Sunday, October 29, 2000; Page X08


"I am a black female writer and I have no qualms whatsoever with people saying that I'm a black female writer. What I take umbrage with is the fact that some might try to use that identity--that which is me--as a way to ghettoize my material and my output. I am female and black and American. No buts are in that identity. Now you go off and do the work to somehow broaden yourself so you understand what America is really about. Because it's about me."

So said Gloria Naylor in the PBS series on African-American culture "I'll Make Me a World," and it fairly sums up her dismay at the marginalization of black literature by America's mainstream. Yet few have done more than this writer to make the culture of black America live on a page. With five published novels to her name, Naylor has taken firm ground in African-American letters, and, as her piece above suggests, she is eager to stake out new ways to give life to her craft.

She was born in New York City in 1950, but she claims her writer's heart "was conceived" in Robinsonville, Miss., where her parents once worked as sharecroppers. Her mother had little education but loved to read. In a brief speech that Book World printed earlier this year (Feb. 27), Naylor characterized her mother's love of books as so intense that she worked extra hours in the fields to earn enough to join a mail-order book club. (Libraries in the South would not admit blacks at the time.) When her mother encouraged her to read, Naylor listened. And when her mother handed her a journal and urged her to write down her 12-year-old's thoughts, she took the advice.

The family moved to Queens in 1963, and shortly thereafter Naylor's mother became a Jehovah's Witness. Five years later, Naylor followed. The missionary work nudged her out of a natural shyness and forced her to travel and meet people, but it also sealed her into a hermetic world, where she remained unaware of the boom of black literature that was exploding around her.
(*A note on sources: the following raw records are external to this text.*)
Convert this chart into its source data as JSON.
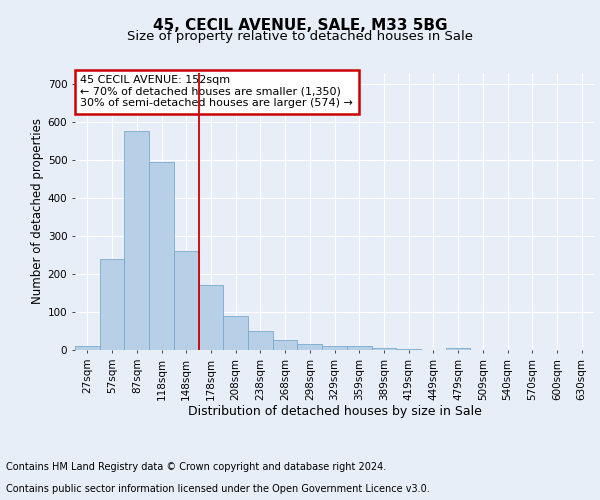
{
  "title1": "45, CECIL AVENUE, SALE, M33 5BG",
  "title2": "Size of property relative to detached houses in Sale",
  "xlabel": "Distribution of detached houses by size in Sale",
  "ylabel": "Number of detached properties",
  "bin_labels": [
    "27sqm",
    "57sqm",
    "87sqm",
    "118sqm",
    "148sqm",
    "178sqm",
    "208sqm",
    "238sqm",
    "268sqm",
    "298sqm",
    "329sqm",
    "359sqm",
    "389sqm",
    "419sqm",
    "449sqm",
    "479sqm",
    "509sqm",
    "540sqm",
    "570sqm",
    "600sqm",
    "630sqm"
  ],
  "bar_heights": [
    10,
    240,
    575,
    495,
    260,
    170,
    90,
    50,
    27,
    15,
    10,
    10,
    5,
    2,
    0,
    5,
    0,
    0,
    0,
    0,
    0
  ],
  "bar_color": "#b8cfe8",
  "bar_edge_color": "#7aaacc",
  "ylim": [
    0,
    730
  ],
  "yticks": [
    0,
    100,
    200,
    300,
    400,
    500,
    600,
    700
  ],
  "red_line_x": 4.52,
  "annotation_text": "45 CECIL AVENUE: 152sqm\n← 70% of detached houses are smaller (1,350)\n30% of semi-detached houses are larger (574) →",
  "annotation_box_color": "#ffffff",
  "annotation_box_edge": "#cc0000",
  "footer_line1": "Contains HM Land Registry data © Crown copyright and database right 2024.",
  "footer_line2": "Contains public sector information licensed under the Open Government Licence v3.0.",
  "background_color": "#e8eef8",
  "plot_bg_color": "#e8eef8",
  "grid_color": "#ffffff",
  "title1_fontsize": 11,
  "title2_fontsize": 9.5,
  "xlabel_fontsize": 9,
  "ylabel_fontsize": 8.5,
  "tick_fontsize": 7.5,
  "footer_fontsize": 7
}
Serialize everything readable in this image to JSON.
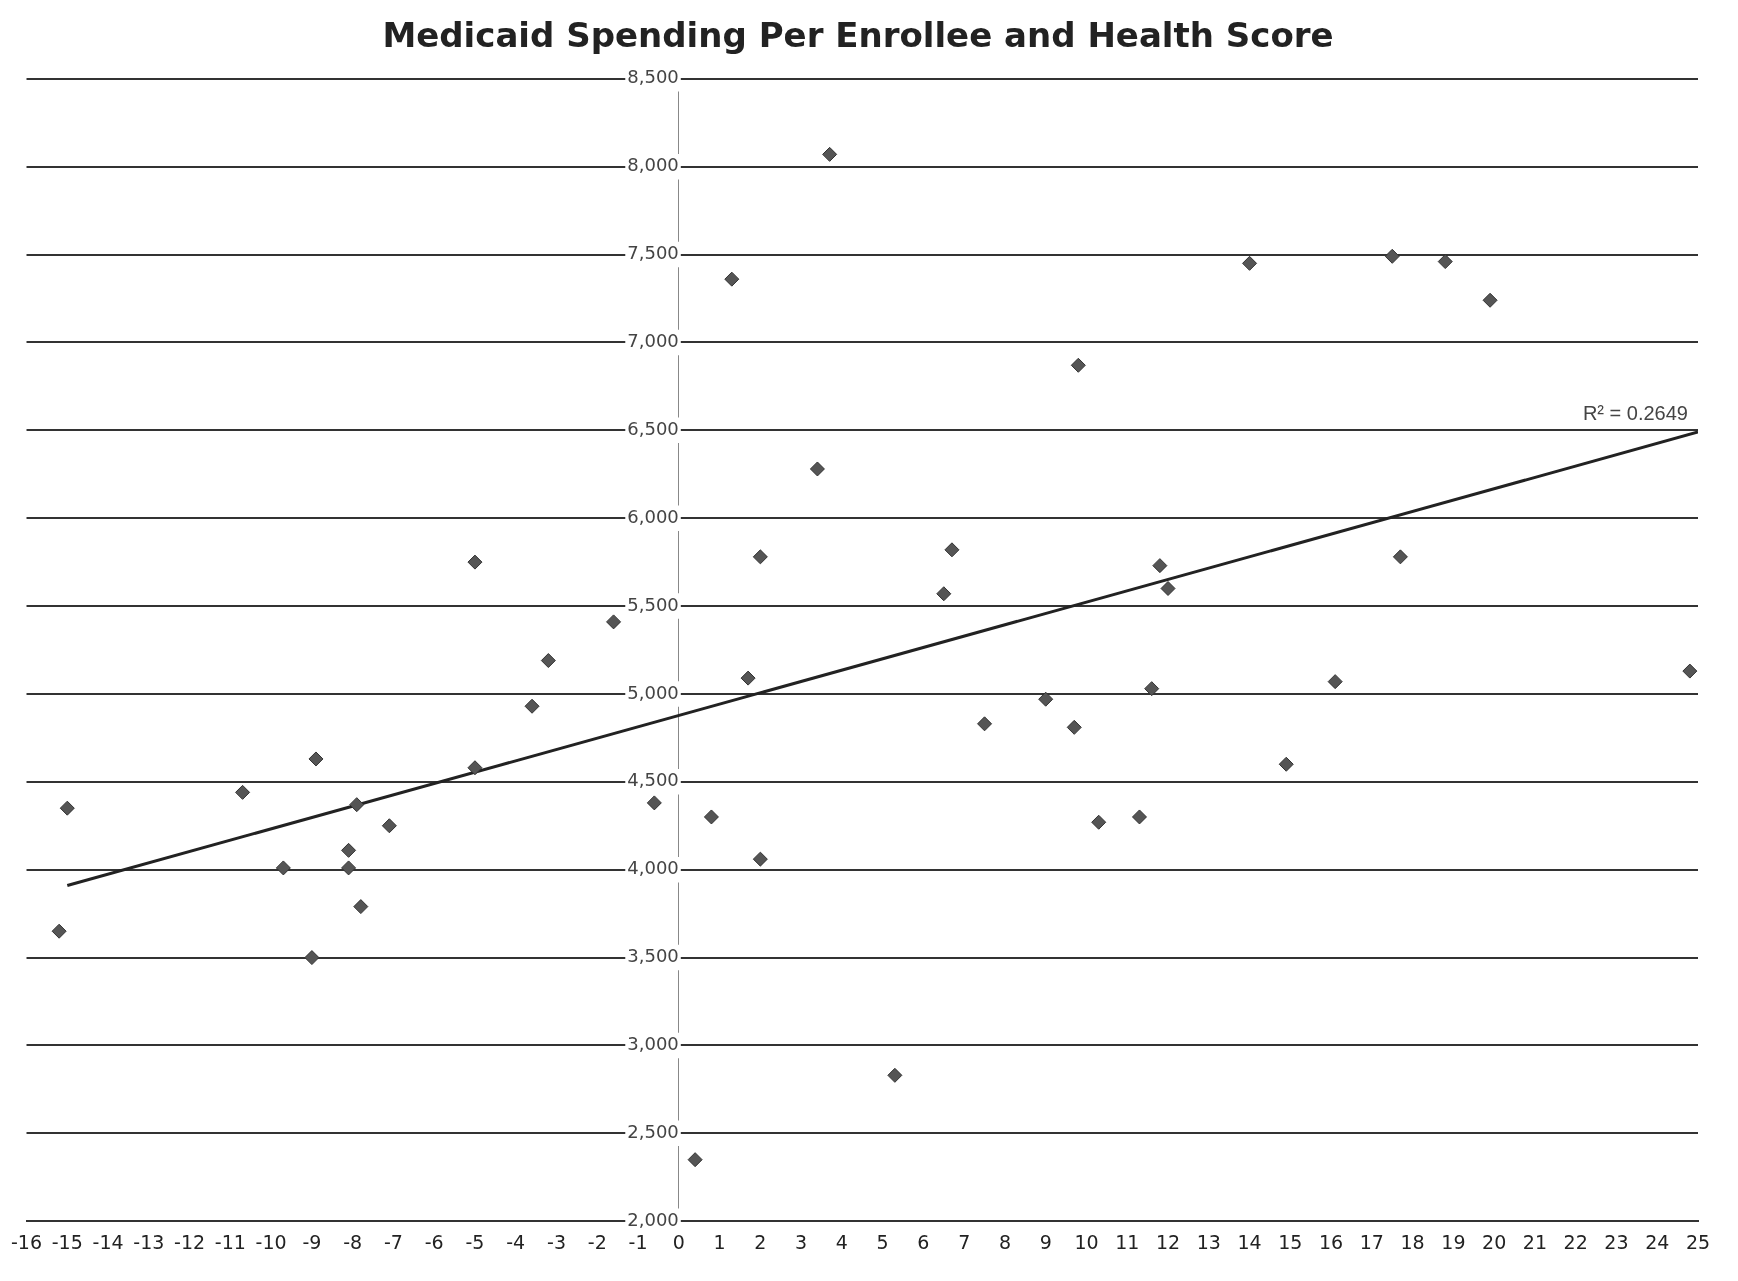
{
  "chart_data": {
    "type": "scatter",
    "title": "Medicaid Spending Per Enrollee and Health Score",
    "xlim": [
      -16,
      25
    ],
    "xticks": [
      -16,
      -15,
      -14,
      -13,
      -12,
      -11,
      -10,
      -9,
      -8,
      -7,
      -6,
      -5,
      -4,
      -3,
      -2,
      -1,
      0,
      1,
      2,
      3,
      4,
      5,
      6,
      7,
      8,
      9,
      10,
      11,
      12,
      13,
      14,
      15,
      16,
      17,
      18,
      19,
      20,
      21,
      22,
      23,
      24,
      25
    ],
    "ylim": [
      2000,
      8500
    ],
    "yticks": [
      {
        "value": 2000,
        "label": "2,000"
      },
      {
        "value": 2500,
        "label": "2,500"
      },
      {
        "value": 3000,
        "label": "3,000"
      },
      {
        "value": 3500,
        "label": "3,500"
      },
      {
        "value": 4000,
        "label": "4,000"
      },
      {
        "value": 4500,
        "label": "4,500"
      },
      {
        "value": 5000,
        "label": "5,000"
      },
      {
        "value": 5500,
        "label": "5,500"
      },
      {
        "value": 6000,
        "label": "6,000"
      },
      {
        "value": 6500,
        "label": "6,500"
      },
      {
        "value": 7000,
        "label": "7,000"
      },
      {
        "value": 7500,
        "label": "7,500"
      },
      {
        "value": 8000,
        "label": "8,000"
      },
      {
        "value": 8500,
        "label": "8,500"
      }
    ],
    "grid": "y",
    "legend": false,
    "marker": "diamond",
    "series": [
      {
        "color": "#555555",
        "x": [
          -15.2,
          -15,
          -10.7,
          -9.7,
          -8.9,
          -9,
          -8.1,
          -8.1,
          -7.9,
          -7.8,
          -7.1,
          -5,
          -5,
          -3.6,
          -3.2,
          -1.6,
          -0.6,
          0.4,
          0.8,
          1.3,
          1.7,
          2,
          2,
          3.4,
          3.7,
          5.3,
          6.5,
          6.7,
          7.5,
          9,
          9.7,
          9.8,
          10.3,
          11.3,
          11.6,
          11.8,
          12,
          14,
          14.9,
          16.1,
          17.5,
          17.7,
          18.8,
          19.9,
          24.8
        ],
        "values": [
          3650,
          4350,
          4440,
          4010,
          4630,
          3500,
          4110,
          4010,
          4370,
          3790,
          4250,
          5750,
          4580,
          4930,
          5190,
          5410,
          4380,
          2350,
          4300,
          7360,
          5090,
          5780,
          4060,
          6280,
          8070,
          2830,
          5570,
          5820,
          4830,
          4970,
          4810,
          6870,
          4270,
          4300,
          5030,
          5730,
          5600,
          7450,
          4600,
          5070,
          7490,
          5780,
          7460,
          7240,
          5130
        ]
      },
      {
        "type": "line",
        "color": "#222222",
        "marker": "none",
        "line_style": "solid",
        "x": [
          -15,
          25
        ],
        "values": [
          3910,
          6490
        ]
      }
    ],
    "annotations": [
      "R² = 0.2649"
    ]
  }
}
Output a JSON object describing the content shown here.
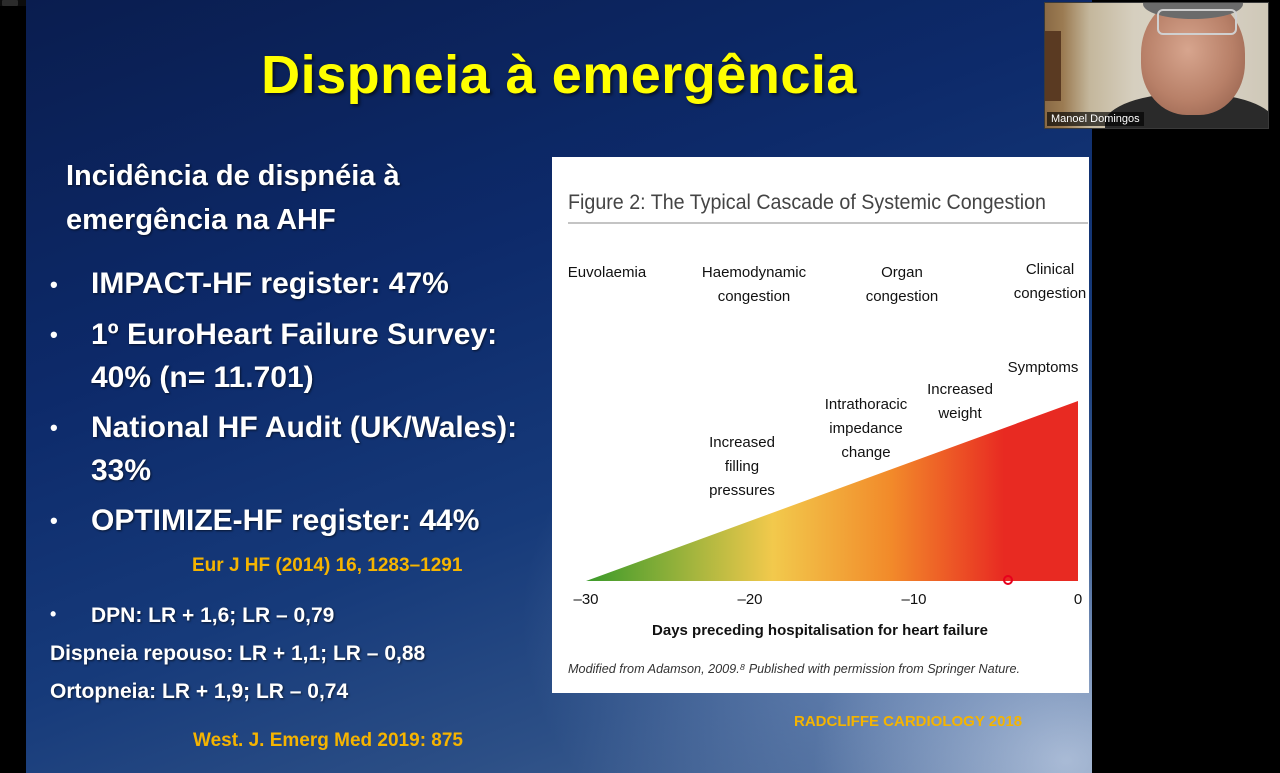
{
  "slide": {
    "title": "Dispneia à emergência",
    "subtitle": "Incidência de dispnéia à emergência na AHF",
    "bullets": [
      {
        "line1": "IMPACT-HF register: 47%",
        "line2": ""
      },
      {
        "line1": "1º EuroHeart Failure Survey:",
        "line2": "40% (n= 11.701)"
      },
      {
        "line1": "National HF Audit (UK/Wales):",
        "line2": "33%"
      },
      {
        "line1": "OPTIMIZE-HF register: 44%",
        "line2": ""
      }
    ],
    "ref1": "Eur J HF (2014) 16, 1283–1291",
    "stats": {
      "dpn": "DPN: LR + 1,6;    LR – 0,79",
      "dispneia_repouso": "Dispneia repouso: LR + 1,1;    LR – 0,88",
      "ortopneia": "Ortopneia: LR + 1,9;    LR – 0,74"
    },
    "ref2": "West. J. Emerg Med 2019: 875",
    "ref3": "RADCLIFFE CARDIOLOGY 2018",
    "bullet_glyph": "•"
  },
  "figure": {
    "title": "Figure 2: The Typical Cascade of Systemic Congestion",
    "stages": [
      {
        "line1": "Euvolaemia",
        "line2": ""
      },
      {
        "line1": "Haemodynamic",
        "line2": "congestion"
      },
      {
        "line1": "Organ",
        "line2": "congestion"
      },
      {
        "line1": "Clinical",
        "line2": "congestion"
      }
    ],
    "annotations": [
      {
        "lines": [
          "Increased",
          "filling",
          "pressures"
        ]
      },
      {
        "lines": [
          "Intrathoracic",
          "impedance",
          "change"
        ]
      },
      {
        "lines": [
          "Increased",
          "weight"
        ]
      },
      {
        "lines": [
          "Symptoms"
        ]
      }
    ],
    "x_ticks": [
      "–30",
      "–20",
      "–10",
      "0"
    ],
    "x_label": "Days preceding hospitalisation for heart failure",
    "footnote": "Modified from Adamson, 2009.⁸ Published with permission from Springer Nature.",
    "gradient_colors": [
      "#3a9a2a",
      "#f2c94c",
      "#f28a2a",
      "#e82a22"
    ]
  },
  "video": {
    "participant_name": "Manoel Domingos"
  }
}
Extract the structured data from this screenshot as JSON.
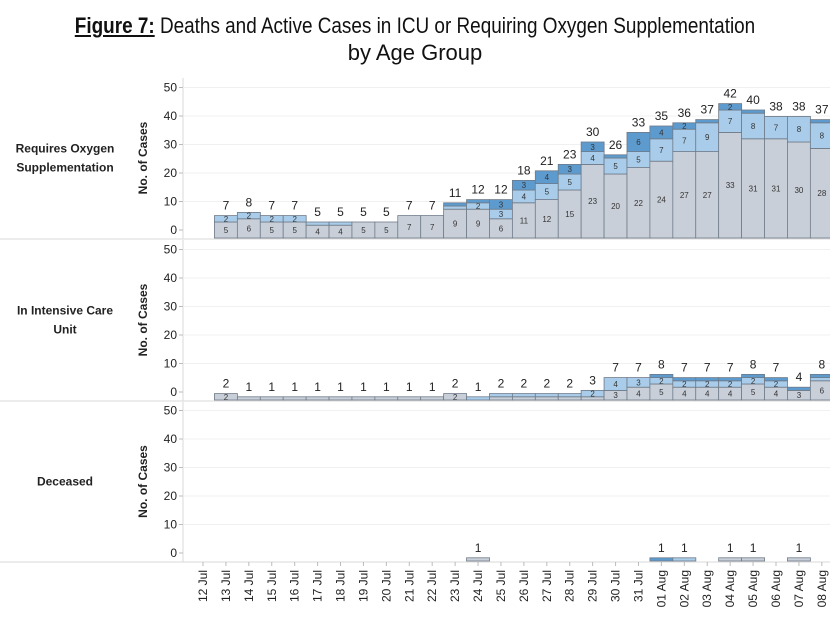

When, in time, she left the Witnesses disillusioned and anxious about the world she felt was passing her by, she began full-time work as a switchboard operator. In off hours, she studied writing at Medgar Evers and Brooklyn colleges. She will say that it was in 1977, when she read Toni Morrison's The Bluest Eye, the first book she'd ever read by an African-American woman, that she was suddenly suffused with hope. She began to see the possibility of spinning tales about what she knew, to conceive of herself as a real writer. When she submitted a short story to Essence magazine, the editor convinced her she had a career.

Naylor finished her first novel, The Women of Brewster Place, a heart-wrenching story of seven women in a seedy urban neighborhood, just as she began graduate work at Yale. When it was published in 1983, it won rapid fame. Five years later it was made into a movie starring Oprah Winfrey. Naylor has followed that success with more novels about love and survival in America: Linden Hills (1985), Mama Day (1988), Bailey's Cafe (1992) and, most recently, The Men of Brewster Place (1998). Apocalypse, morality, transcendence, redemption--echoes, perhaps, of her days as a Witness--are what take center stage in her novels. But it is racism and politics that lurk in the wings.

She has reason for this. To be black in America, according to her, is a political construct. Just as it took time to feel she had a voice, she says, "we have yet to feel within this country that we are home."